Translate

Saturday, April 30, 2016

Wham-o

I have had a good year commuting by bicycle across Indianapolis, to and from the airport, up north to Carmel for PT, and generally finding any excuse to ride a bicycle in all sorts of conditions.  Then the spring came and bike commuting has been fun again.

Until Thursday.

Thursday was a rainy and semi-blustery morning with thunderstorms' having moved through Wednesday night.  I needed to get to the school for a handful of meetings and some work finishing up my final exams.  It was a fun morning riding.

There was construction and equipment and c. was piled in the bike lane.  The picture is from DC, but Indy commits the same sins.  Build the lanes and then use them as a place to stack stuff without impeding the flow of car traffic.

Where should the cyclists ride, exactly?
I merged out into traffic to avoid the hazards.  So far, so good.  Cars are not a problem for a cyclist if you work hard to make yourself visible, to obey the rules of the road, to be highly alert in all directions, and to ride as near as possible to the speed of traffic.

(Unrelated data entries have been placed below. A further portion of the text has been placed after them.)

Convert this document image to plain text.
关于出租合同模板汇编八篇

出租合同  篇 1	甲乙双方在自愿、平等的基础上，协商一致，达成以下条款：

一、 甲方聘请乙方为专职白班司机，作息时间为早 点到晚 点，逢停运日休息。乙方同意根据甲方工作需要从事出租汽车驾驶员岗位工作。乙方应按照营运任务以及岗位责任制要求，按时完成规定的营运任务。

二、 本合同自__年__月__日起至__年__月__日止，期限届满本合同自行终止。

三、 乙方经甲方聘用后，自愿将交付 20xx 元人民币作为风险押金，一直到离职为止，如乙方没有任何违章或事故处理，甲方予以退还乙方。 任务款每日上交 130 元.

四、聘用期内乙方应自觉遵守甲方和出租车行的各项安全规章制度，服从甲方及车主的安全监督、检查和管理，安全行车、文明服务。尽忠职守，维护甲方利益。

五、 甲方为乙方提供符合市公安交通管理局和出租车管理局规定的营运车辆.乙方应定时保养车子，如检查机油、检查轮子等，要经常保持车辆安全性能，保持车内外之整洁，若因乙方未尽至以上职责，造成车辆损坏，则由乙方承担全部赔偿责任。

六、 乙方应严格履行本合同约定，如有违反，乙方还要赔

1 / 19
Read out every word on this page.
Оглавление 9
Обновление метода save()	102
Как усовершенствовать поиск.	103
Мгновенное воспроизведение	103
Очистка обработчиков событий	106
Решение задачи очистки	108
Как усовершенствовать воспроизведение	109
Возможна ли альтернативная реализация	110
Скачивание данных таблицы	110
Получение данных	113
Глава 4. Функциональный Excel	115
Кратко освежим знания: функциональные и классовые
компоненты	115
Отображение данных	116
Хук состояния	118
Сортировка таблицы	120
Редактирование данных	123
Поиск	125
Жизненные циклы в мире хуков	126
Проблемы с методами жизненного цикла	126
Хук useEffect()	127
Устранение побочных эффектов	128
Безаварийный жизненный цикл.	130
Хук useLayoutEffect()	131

Hazards cleared, I looked to merge back to the bike lane.  I was behind some cars and could not see the tarmac, or at least not well.

Note the edge that is not quite covered by the asphalt ramp.
There was a metal plate in the road, of the sort that road crews leave behind to cover a hole that is not ready to be filled.  Like most of those plates, this one was not well blended to the road surface.  Metal plates are the kind of urban hazard that can be fun with advance warning.  An excuse to try out that high-speed bunny hop.

My metal plate was nearly unmasked, presenting a 1" wall of heavy metal above the road surface.  The wheels intersected with the plate at precious close to 0 degrees, at which angle the bike had no chance of surmounting the edge, especially in wet conditions.  I hit the ground and slid through the intersection on wet pavement.

Thankfully, cars stopped, or at least the ones that would otherwise have killed me.  Most of the plush-seat commuters simply altered course to avoid the downed cyclist.  One jerky even slowed, looked closely, and scooted his car through the closing gap as I stumbled back to the curb dragging my bike. Not everybody was indifferent, though.  S__ saw the wreck, circled the block, and pulled up to the side offering to help.  He called the police, then the ambulance, and offered to babysit the bike.

This is sort of what the X-Ray looks like, except that x-rays are neither in color nor drawn in pencil.

Break in the "femoral neck" just below the hip joint.
Dr. V__ cut a 2" incision and drilled three screws straight through the broken femoral neck to hold the top of the leg-bone together.  If, as we hope and expect, the bone heals neatly from here, I will be riding again in 6 weeks.  If, as is possible but unlikely, the femoral "head" -- the part in the hip socket -- dies due to the break, I will be having my hip replaced.

High notes?  I think I broke the bike's fall, so the beautiful black Neuvation lives to ride again.  Remarkably, the Rapha city clothes -- pants, wool briefs, and wool t-shirt -- all survived the wreck with no observable trauma.

And searching for a platitude with which to close:  "it had to happen eventually"?  "We're all between falls"?